I would guess you can directly mix copper sulfate solution with concentrated $\ce{HCl}$ to yield dissolved $\ce{CuCl2}$ and $\ce{H2SO4}$. This is of course in competition with (re-)formation of $\ce{CuSO4}$ but I would be interested in seeing how excess $\ce{HCl}$ would affect yield.

Also -- I made $\ce{CuCl2}$ by dissolving copper metal in concentrated $\ce{HCl}$, adding concentrated $\ce{H2O2}$ (slowly) and then evaporating off the water solvent. The dehydrated form is a brown powder and moderately irratiting. Easily soluble in water and has a blue/green solution color. -- So some method of reducing the copper sulfate to copper-metal (e.g. electrolysis), and then this dissolution in $\ce{HCl/H2O2}$ should do it.

Acid fumes deem a fume hood necessary, but decomposition of $\ce{H2O2}$ just gives off water and oxygen gas.

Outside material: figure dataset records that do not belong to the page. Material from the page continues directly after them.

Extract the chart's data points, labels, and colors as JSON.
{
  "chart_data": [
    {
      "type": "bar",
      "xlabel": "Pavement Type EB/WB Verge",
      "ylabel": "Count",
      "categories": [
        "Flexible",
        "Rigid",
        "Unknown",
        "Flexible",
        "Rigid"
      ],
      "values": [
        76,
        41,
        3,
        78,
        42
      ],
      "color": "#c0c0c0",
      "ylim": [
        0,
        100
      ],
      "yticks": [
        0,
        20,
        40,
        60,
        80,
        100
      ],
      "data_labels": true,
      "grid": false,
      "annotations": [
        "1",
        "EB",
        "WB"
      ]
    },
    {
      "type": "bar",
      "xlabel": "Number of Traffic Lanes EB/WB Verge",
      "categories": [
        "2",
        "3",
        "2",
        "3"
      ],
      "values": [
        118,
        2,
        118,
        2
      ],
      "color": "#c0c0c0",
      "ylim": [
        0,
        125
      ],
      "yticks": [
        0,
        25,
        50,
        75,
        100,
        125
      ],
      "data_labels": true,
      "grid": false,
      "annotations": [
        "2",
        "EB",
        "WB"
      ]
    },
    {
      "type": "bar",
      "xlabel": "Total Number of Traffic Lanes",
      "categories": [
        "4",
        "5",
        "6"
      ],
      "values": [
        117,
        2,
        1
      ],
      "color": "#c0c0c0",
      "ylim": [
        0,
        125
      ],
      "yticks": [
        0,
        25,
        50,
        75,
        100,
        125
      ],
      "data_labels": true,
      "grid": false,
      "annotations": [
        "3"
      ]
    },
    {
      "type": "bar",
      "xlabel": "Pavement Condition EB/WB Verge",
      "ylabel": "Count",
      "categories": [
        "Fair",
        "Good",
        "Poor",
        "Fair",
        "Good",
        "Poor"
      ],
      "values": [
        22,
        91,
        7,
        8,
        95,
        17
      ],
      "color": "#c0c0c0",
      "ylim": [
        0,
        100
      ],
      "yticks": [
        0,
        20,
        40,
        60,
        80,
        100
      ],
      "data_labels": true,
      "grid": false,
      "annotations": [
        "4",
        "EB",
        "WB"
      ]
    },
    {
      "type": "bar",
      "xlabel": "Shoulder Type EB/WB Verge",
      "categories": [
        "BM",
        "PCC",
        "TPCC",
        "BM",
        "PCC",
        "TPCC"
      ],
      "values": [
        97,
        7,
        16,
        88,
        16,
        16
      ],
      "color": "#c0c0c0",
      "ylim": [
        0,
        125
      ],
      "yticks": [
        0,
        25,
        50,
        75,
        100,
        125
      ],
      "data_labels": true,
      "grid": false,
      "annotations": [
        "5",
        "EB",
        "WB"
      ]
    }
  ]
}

Along the lines of your precipitating idea, using barium chloride or lead chloride to form the corresponding insoluble sulfate would potentially be a faster, one step process, although perhaps more expensive. After, you decant the remaining $\ce{CuCl2}$ and evaporate solvent.

• Adding conc. $\ce{HCl}$ to $\ce{CuSO4}$ solution will give a yellow solution containing $\ce{[CuCl4]^{2-}}$ ions. It definitely won't produce $\ce{CuCl2}$ as all the ions will stay in solution. – bon Jul 31 '15 at 15:08
• I thought it may form a more complex ion, thanks. By the way --how does one write subscripts without italicizing (with LaTex)? I'd like to contribute here more often. @bon – khaverim Jul 31 '15 at 15:13
• @bon Nevermind, I can see it from your edits, ty – khaverim Jul 31 '15 at 15:15
• See here for information on formatting. – bon Jul 31 '15 at 15:20

Displacement reaction of copper by sodium will work well if ethanol is used to precipitate the sodium sulfate. Copper chloride is soluble in ethanol (>50 g/100 mL) while sodium sulfate is not. A mixture of concentrated salts in water, followed by dilution with fair amounts of ethanol will allow recovery of high-purity copper chloride dihydrate after proper washing and drying. However, you must check for ethanol contamination in the crystals.